Today we propose a simple and delicious course based on the early-medieval source attributed to the Goth cook Vinidarius. The Latin manuscript dates back to the 8th century, but the author lived probably during the 5th or 6th century. We find this collection of recipes within a manuscript of the book attributed to Apicius, the most famous cook of Ancient Rome. Vinidarius’ book shows a significant influence from his predecessor. We can consider this text as a fundamental example of the cooking habits during the late-antique and early-medieval ages.
extra virgin olive oil
1 tablespoon garum
100 ml red wine
Chop the lamb in little pieces. Pan-fry the leek with olive oil then, in the same pan, brown the lamb. Add a little garum and 100 ml of red wine. Cook the stew for a couple of hours.

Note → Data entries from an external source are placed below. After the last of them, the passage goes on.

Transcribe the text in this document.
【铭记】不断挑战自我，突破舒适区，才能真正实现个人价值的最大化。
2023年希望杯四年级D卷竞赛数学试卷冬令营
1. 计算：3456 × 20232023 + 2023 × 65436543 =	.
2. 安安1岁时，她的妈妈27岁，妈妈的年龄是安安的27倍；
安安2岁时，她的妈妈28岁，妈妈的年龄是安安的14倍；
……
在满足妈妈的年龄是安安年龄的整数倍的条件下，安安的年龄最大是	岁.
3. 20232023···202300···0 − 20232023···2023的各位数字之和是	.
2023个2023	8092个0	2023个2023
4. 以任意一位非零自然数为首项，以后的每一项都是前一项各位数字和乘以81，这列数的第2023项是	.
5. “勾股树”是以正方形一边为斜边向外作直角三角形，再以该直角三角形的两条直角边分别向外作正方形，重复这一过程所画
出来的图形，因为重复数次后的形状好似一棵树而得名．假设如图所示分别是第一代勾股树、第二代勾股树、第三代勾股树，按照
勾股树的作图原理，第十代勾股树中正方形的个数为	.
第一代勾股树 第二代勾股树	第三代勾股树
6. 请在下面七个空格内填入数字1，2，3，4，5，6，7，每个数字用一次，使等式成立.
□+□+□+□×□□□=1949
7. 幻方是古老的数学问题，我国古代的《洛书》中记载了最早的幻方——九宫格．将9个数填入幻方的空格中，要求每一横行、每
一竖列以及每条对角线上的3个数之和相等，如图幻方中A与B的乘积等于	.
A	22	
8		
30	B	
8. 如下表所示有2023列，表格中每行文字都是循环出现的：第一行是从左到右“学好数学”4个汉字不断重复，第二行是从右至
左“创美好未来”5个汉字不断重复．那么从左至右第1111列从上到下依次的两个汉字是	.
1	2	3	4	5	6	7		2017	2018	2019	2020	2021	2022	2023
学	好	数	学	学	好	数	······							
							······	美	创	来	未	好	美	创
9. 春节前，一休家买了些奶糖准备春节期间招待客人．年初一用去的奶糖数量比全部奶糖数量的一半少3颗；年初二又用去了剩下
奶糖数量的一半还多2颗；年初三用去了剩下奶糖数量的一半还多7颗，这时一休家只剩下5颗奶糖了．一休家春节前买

We choose to add the coarsely-chopped cilantro at the end of cooking not to alter its flavor, differently from the original recipe translated below.

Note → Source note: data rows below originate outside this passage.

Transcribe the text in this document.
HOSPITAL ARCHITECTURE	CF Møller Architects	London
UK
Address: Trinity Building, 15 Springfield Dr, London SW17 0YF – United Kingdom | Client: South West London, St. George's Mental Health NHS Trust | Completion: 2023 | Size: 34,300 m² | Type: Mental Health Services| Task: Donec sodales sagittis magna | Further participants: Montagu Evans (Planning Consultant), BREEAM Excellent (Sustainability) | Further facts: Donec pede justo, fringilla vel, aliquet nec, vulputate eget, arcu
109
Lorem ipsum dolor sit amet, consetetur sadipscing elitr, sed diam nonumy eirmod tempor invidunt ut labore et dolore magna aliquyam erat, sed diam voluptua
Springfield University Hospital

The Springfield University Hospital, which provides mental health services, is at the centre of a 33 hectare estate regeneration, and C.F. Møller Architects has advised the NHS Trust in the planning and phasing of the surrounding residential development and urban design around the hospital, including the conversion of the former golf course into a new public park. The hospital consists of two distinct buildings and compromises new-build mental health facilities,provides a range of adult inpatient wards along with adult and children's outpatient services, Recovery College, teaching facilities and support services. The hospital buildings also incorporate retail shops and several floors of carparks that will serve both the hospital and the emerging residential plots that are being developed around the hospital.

What is garum and how you can substitute it
Garum is a fermented fish sauce you find in the ancient Mediterranean culture. Its purpose is to increase the taste intensity of meat, fish, vegetables and other dishes. It is salty, so we suggest to use it in moderation.
You can either buy it from makers of early-cuisine products or use South-East Asian fish sauces instead, produced in the same way of garum. You cannot substitute it with too-salty and fishy ingredients, like the colatura di alici, a traditional Campania sauce made from anchovies.
If you don’t appreciate garum, you can replace it with salt in all the recipes.
Original Recipe Text
De agno decoriato facies copadiola, lavabis diligenter, mittes in caccabo. adicies oleum, liquamen, vinum, porrum, coriandrum cultro concisum. Cum bullire coeperit, saepius agitabis et inferes.
Slice the skinned lamb in little pieces and wash it carefully. Put it into a pan. Add oil, garum, wine, leek, and knife-chopped cilantro. When it starts boiling, stir it frequently. Serve it.